Patient history, neuroimaging key to optic neutritis diagnosis

May 15, 2005

Optic neuritis is an acute, inflammatory, sporadic optic neuropathy unrelated to trauma, toxins, or a nutritional deficiency.

Across the differential diagnostic list of considerations, the clinical findings are often very similar from one type of optic neuropathy to another, Dr. Rizzo said.

"For instance, when a patient develops an optic neuropathy secondary to either optic neuritis or a tumor, the clinical features may be identical," he said. "In either case, there may be decreased central acuity, decreased color vision, and an afferent pupillary defect. The fundus may appear normal or perhaps reveal a swollen nerve or optic nerve atrophy. As such, the clinical exam itself may not be the most helpful element of the encounter with the patient."

"Trauma may be a confounding issue in the sense that when a physician examines a patient who reports recent head trauma, which is common in young children, it can be easy to accept trauma as the cause for the optic neuropathy and therefore miss the true case of the blindness," he continued. "Alternatively, the physician may be thinking of one of the conditions in the differential diagnostic list and miss the fact that a patient had had trauma years before that had not been recognized to cause visual loss. In other words, when the doctor examines the patient for the first time, the optic neuropathy may have been present for a long period, yet the patients, especially those who are very young, may not report the history of trauma." Falling off of a bicycle and not having the protection of a helmet is the leading cause of traumatic optic neuropathy in children.

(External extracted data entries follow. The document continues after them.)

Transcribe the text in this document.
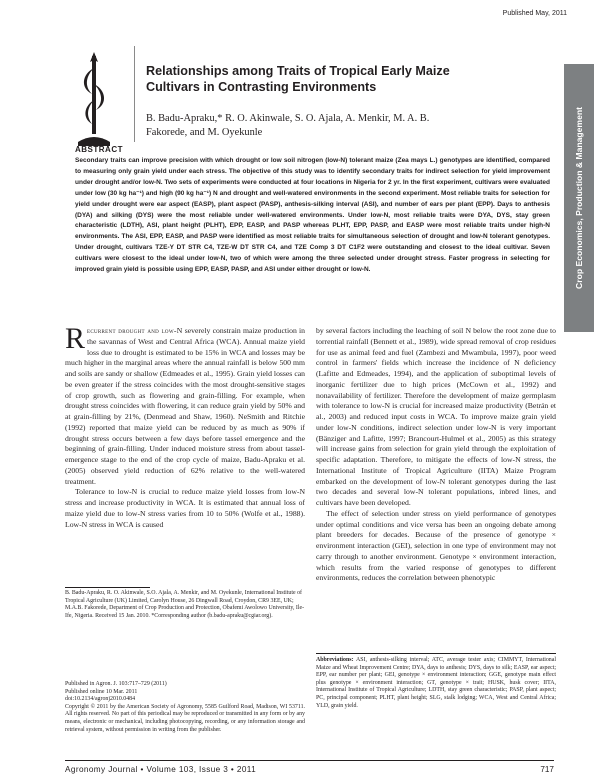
Published May, 2011
Relationships among Traits of Tropical Early Maize Cultivars in Contrasting Environments

B. Badu-Apraku,* R. O. Akinwale, S. O. Ajala, A. Menkir, M. A. B. Fakorede, and M. Oyekunle	Crop Economics, Production & Management
ABSTRACT

Secondary traits can improve precision with which drought or low soil nitrogen (low-N) tolerant maize (Zea mays L.) genotypes are identified, compared to measuring only grain yield under each stress. The objective of this study was to identify secondary traits for indirect selection for yield improvement under drought and/or low-N. Two sets of experiments were conducted at four locations in Nigeria for 2 yr. In the first experiment, cultivars were evaluated under low (30 kg ha⁻¹) and high (90 kg ha⁻¹) N and drought and well-watered environments in the second experiment. Most reliable traits for selection for yield under drought were ear aspect (EASP), plant aspect (PASP), anthesis-silking interval (ASI), and number of ears per plant (EPP). Days to anthesis (DYA) and silking (DYS) were the most reliable under well-watered environments. Under low-N, most reliable traits were DYA, DYS, stay green characteristic (LDTH), ASI, plant height (PLHT), EPP, EASP, and PASP whereas PLHT, EPP, PASP, and EASP were most reliable traits under high-N environments. The ASI, EPP, EASP, and PASP were identified as most reliable traits for simultaneous selection of drought and low-N tolerant genotypes. Under drought, cultivars TZE-Y DT STR C4, TZE-W DT STR C4, and TZE Comp 3 DT C1F2 were outstanding and closest to the ideal cultivar. Seven cultivars were closest to the ideal under low-N, two of which were among the three selected under drought stress. Faster progress in selecting for improved grain yield is possible using EPP, EASP, PASP, and ASI under either drought or low-N.

Recurrent drought and low-N severely constrain maize production in the savannas of West and Central Africa (WCA). Annual maize yield loss due to drought is estimated to be 15% in WCA and losses may be much higher in the marginal areas where the annual rainfall is below 500 mm and soils are sandy or shallow (Edmeades et al., 1995). Grain yield losses can be even greater if the stress coincides with the most drought-sensitive stages of crop growth, such as flowering and grain-filling. For example, when drought stress coincides with flowering, it can reduce grain yield by 50% and at grain-filling by 21%, (Denmead and Shaw, 1960). NeSmith and Ritchie (1992) reported that maize yield can be reduced by as much as 90% if drought stress occurs between a few days before tassel emergence and the beginning of grain-filling. Under induced moisture stress from about tassel-emergence stage to the end of the crop cycle of maize, Badu-Apraku et al. (2005) observed yield reduction of 62% relative to the well-watered treatment.

Tolerance to low-N is crucial to reduce maize yield losses from low-N stress and increase productivity in WCA. It is estimated that annual loss of maize yield due to low-N stress varies from 10 to 50% (Wolfe et al., 1988). Low-N stress in WCA is caused

by several factors including the leaching of soil N below the root zone due to torrential rainfall (Bennett et al., 1989), wide spread removal of crop residues for use as animal feed and fuel (Zambezi and Mwambula, 1997), poor weed control in farmers' fields which increase the incidence of N deficiency (Lafitte and Edmeades, 1994), and the application of suboptimal levels of inorganic fertilizer due to high prices (McCown et al., 1992) and nonavailability of fertilizer. Therefore the development of maize germplasm with tolerance to low-N is crucial for increased maize productivity (Betrán et al., 2003) and reduced input costs in WCA. To improve maize grain yield under low-N conditions, indirect selection under low-N is very important (Bänziger and Lafitte, 1997; Brancourt-Hulmel et al., 2005) as this strategy will increase gains from selection for grain yield through the exploitation of specific adaptation. Therefore, to mitigate the effects of low-N stress, the International Institute of Tropical Agriculture (IITA) Maize Program embarked on the development of low-N tolerant genotypes during the last two decades and several low-N tolerant populations, inbred lines, and cultivars have been developed.

The effect of selection under stress on yield performance of genotypes under optimal conditions and vice versa has been an ongoing debate among plant breeders for decades. Because of the presence of genotype × environment interaction (GEI), selection in one type of environment may not carry through to another environment. Genotype × environment interaction, which results from the varied response of genotypes to different environments, reduces the correlation between phenotypic

B. Badu-Apraku, R. O. Akinwale, S.O. Ajala, A. Menkir, and M. Oyekunle, International Institute of Tropical Agriculture (UK) Limited, Carolyn House, 26 Dingwall Road, Croydon, CR9 3EE, UK; M.A.B. Fakorede, Department of Crop Production and Protection, Obafemi Awolowo University, Ile-Ife, Nigeria. Received 15 Jan. 2010. *Corresponding author (b.badu-apraku@cgiar.org).

Published in Agron. J. 103:717–729 (2011)
Published online 10 Mar. 2011
doi:10.2134/agronj2010.0484
Copyright © 2011 by the American Society of Agronomy, 5585 Guilford Road, Madison, WI 53711. All rights reserved. No part of this periodical may be reproduced or transmitted in any form or by any means, electronic or mechanical, including photocopying, recording, or any information storage and retrieval system, without permission in writing from the publisher.

Abbreviations: ASI, anthesis-silking interval; ATC, average tester axis; CIMMYT, International Maize and Wheat Improvement Centre; DYA, days to anthesis; DYS, days to silk; EASP, ear aspect; EPP, ear number per plant; GEI, genotype × environment interaction; GGE, genotype main effect plus genotype × environment interaction; GT, genotype × trait; HUSK, husk cover; IITA, International Institute of Tropical Agriculture; LDTH, stay green characteristic; PASP, plant aspect; PC, principal component; PLHT, plant height; SLG, stalk lodging; WCA, West and Central Africa; YLD, grain yield.

Agronomy Journal • Volume 103, Issue 3 • 2011	717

Neuroretinitis may be difficult to distinguish from idiopathic optic neuritis because the telltale "macular star" may not develop for a week or two after the onset of visual loss and swelling of the optic nerve, Dr. Rizzo said.

The implications of neuroretinitis, however, are very different from those of idiopathic optic neuritis, he added. Patients with neuroretinitis do not have the risk of developing multiple sclerosis (MS) as do many patients who have experienced idiopathic, demyelinative optic neuritis.

The presence of a tumor that is compressing the optic nerve is often revealed by the history of progressive visual loss (lasting more than 2 weeks) or progressive change in visual behavior, Dr. Rizzo said.

"Any history of progressive visual loss always raises concern about a compressive optic neuropathy," he pointed out.

These tumors may also be associated with proptosis or other physical findings that facilitate the discovery of the tumor. Pain is extremely common in patients with idiopathic optic neuritis but may also be present in some patients with other types of inflammatory optic neuropathy or tumors, he noted.

Need for neuroimaging Neuroimaging is extremely important in patients who have an acute optic neuropathy and could reveal a tumor that might not have been detected through the history or other components of the clinical examination. Imaging can also show enhancement of the optic nerve, which typically indicates an inflammatory condition. However, clinicians need to be cautious when reviewing axial images for signs of optic nerve enhancement, Dr. Rizzo said.

"One can be fooled because of the increased signal of the fat in the orbit," he noted. "It is always better, when one is looking for enhancement, to examine coronal sections of the orbit."